The first is alarm overload. "IT teams are buried under countless alarms, most of which are unrelated to real user issues," he said. "As a result, the truly important signals get buried, and when something breaks it takes hours just to identify the cause," he said.
The second is the proliferation of tools. Citing global survey results, he said 74% of corporate IT teams run 2 to 5 monitoring tools at the same time, and 17% use more than 5. "Because each tool only provides fragmented information, it is difficult to grasp the full context. Network tools do not know application status, and storage tools do not know network conditions," he said. The third is wasted manpower. He pointed to survey results showing 68% of help desk staff do not know which backend team to route a customer inquiry to. He added that 41% of IT experts spend 75% of their working time only on identifying the cause of incidents.
At the briefing, eG Innovations said the solution is to monitor the entire stack with a single platform, from user experience to network, applications, systems, cloud, databases and storage.
eG Innovations provides EG Enterprise as a single monitoring platform. The company said automated dependency analysis and a correlation engine can automatically identify root causes without manual connections between tools.
Domain intelligence is another keyword the company emphasises. Avar said EG Enterprise can natively monitor more than 650 technologies. He said it has agents specialised for each domain such as SAP, Citrix, VMware and AWS, rather than agents that collect only general metrics.
Avar particularly highlighted capabilities for SAP and virtual desktop infrastructure (VDI) environments.
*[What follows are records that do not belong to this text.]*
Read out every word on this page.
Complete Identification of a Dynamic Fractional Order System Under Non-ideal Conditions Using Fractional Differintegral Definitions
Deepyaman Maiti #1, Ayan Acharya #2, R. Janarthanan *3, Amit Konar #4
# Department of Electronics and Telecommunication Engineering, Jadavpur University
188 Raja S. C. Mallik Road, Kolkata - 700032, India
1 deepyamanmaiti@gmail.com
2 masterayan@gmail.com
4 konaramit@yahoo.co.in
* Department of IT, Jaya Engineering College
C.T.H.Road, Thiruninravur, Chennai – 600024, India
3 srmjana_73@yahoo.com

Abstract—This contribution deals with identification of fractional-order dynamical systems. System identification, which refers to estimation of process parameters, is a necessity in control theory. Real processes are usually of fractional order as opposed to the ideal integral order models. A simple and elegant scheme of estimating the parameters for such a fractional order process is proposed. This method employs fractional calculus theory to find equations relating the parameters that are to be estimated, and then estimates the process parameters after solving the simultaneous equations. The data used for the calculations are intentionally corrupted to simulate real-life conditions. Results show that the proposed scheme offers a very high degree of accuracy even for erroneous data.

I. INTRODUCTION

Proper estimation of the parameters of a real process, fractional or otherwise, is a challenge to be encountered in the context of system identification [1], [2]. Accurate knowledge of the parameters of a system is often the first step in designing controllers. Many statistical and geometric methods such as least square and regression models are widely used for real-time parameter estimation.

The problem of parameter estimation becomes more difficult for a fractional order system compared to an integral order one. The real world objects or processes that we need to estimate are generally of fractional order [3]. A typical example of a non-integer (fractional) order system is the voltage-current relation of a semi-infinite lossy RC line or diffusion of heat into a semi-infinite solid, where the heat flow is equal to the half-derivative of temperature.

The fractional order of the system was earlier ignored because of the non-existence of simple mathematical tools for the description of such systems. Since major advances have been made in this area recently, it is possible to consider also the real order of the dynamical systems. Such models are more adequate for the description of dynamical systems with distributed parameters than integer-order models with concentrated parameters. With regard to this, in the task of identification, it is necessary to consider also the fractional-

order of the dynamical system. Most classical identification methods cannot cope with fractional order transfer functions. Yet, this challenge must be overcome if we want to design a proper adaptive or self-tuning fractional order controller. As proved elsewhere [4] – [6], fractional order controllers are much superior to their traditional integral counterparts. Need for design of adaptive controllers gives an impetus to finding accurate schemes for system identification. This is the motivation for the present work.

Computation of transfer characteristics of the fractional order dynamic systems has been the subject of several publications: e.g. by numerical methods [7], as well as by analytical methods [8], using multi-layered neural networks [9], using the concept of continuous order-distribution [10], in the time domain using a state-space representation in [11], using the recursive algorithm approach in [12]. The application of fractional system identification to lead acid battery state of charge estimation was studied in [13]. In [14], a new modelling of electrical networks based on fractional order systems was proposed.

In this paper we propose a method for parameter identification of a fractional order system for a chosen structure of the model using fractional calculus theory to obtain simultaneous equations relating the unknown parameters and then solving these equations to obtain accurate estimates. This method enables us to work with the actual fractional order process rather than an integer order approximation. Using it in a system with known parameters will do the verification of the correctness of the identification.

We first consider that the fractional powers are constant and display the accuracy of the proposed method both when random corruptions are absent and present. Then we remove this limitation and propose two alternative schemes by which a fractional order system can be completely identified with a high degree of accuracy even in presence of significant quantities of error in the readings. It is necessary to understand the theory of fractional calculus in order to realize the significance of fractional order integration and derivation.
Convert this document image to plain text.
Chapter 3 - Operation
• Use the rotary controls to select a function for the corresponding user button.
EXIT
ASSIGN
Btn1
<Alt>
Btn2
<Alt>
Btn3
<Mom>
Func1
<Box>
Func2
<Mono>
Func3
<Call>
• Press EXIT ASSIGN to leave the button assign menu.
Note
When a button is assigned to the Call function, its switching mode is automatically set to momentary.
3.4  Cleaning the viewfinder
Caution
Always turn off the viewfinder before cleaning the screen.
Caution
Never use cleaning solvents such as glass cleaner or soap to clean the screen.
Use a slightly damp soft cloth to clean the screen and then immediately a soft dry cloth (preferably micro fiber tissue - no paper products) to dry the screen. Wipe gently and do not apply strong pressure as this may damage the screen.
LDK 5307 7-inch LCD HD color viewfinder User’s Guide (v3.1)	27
He said more companies are moving SAP ERP to the cloud, but SAP's own tools alone make it difficult to assess infrastructure status and performance. He said VDI environments use different tools depending on the platform, including Citrix, VMware Horizon and Microsoft AVD, making it difficult to secure cross-platform visibility. He said EG Enterprise provides single-platform visibility in both environments.
eG Innovations is also accelerating efforts to strengthen its AI capabilities. It currently supports automated root-cause analysis, self-learning-based dynamic threshold settings, and integration with ChatGPT and Gemini. It also plans to soon add integration with Microsoft Copilot and Anthropic Claude, monitoring of large language model (LLM) performance, and a retrieval-augmented generation (RAG)-based knowledge bot. Over the mid to long term, it aims to use AI for autonomous incident management, self-healing infrastructure and an operating environment without human intervention.
On AI functions, Avar said, "All vendors claim they have built in AI, but the real question is what AI it is, what problems it can solve, and how much operational knowledge it contains." He said anomaly detection alone is not enough, and companies must be able to find the root cause and explain the impact on the business.
Avar also emphasised South Korea as an East Asia strategic hub. "We are expanding the execution model we validated in South Korea to Taiwan and Japan," he said.
After Avar, Kim Hyun-chan (김현찬), head of eG Innovations Korea, shared plans to target the domestic market.
He said the company has continued annual average growth of more than 30% since setting up its South Korea office in 2018, and is expanding its business centred on SAP PCE (Premium Cloud Edition) and VDI monitoring. He said the company plans to focus on the domestic SAP PCE (Private Cloud Edition) visibility market and the integrated monitoring market for VDI infrastructure. He said it aims for 50% market share in SAP PCE specialised operations and automation, and 30% market share in integrated monitoring for VDI infrastructure.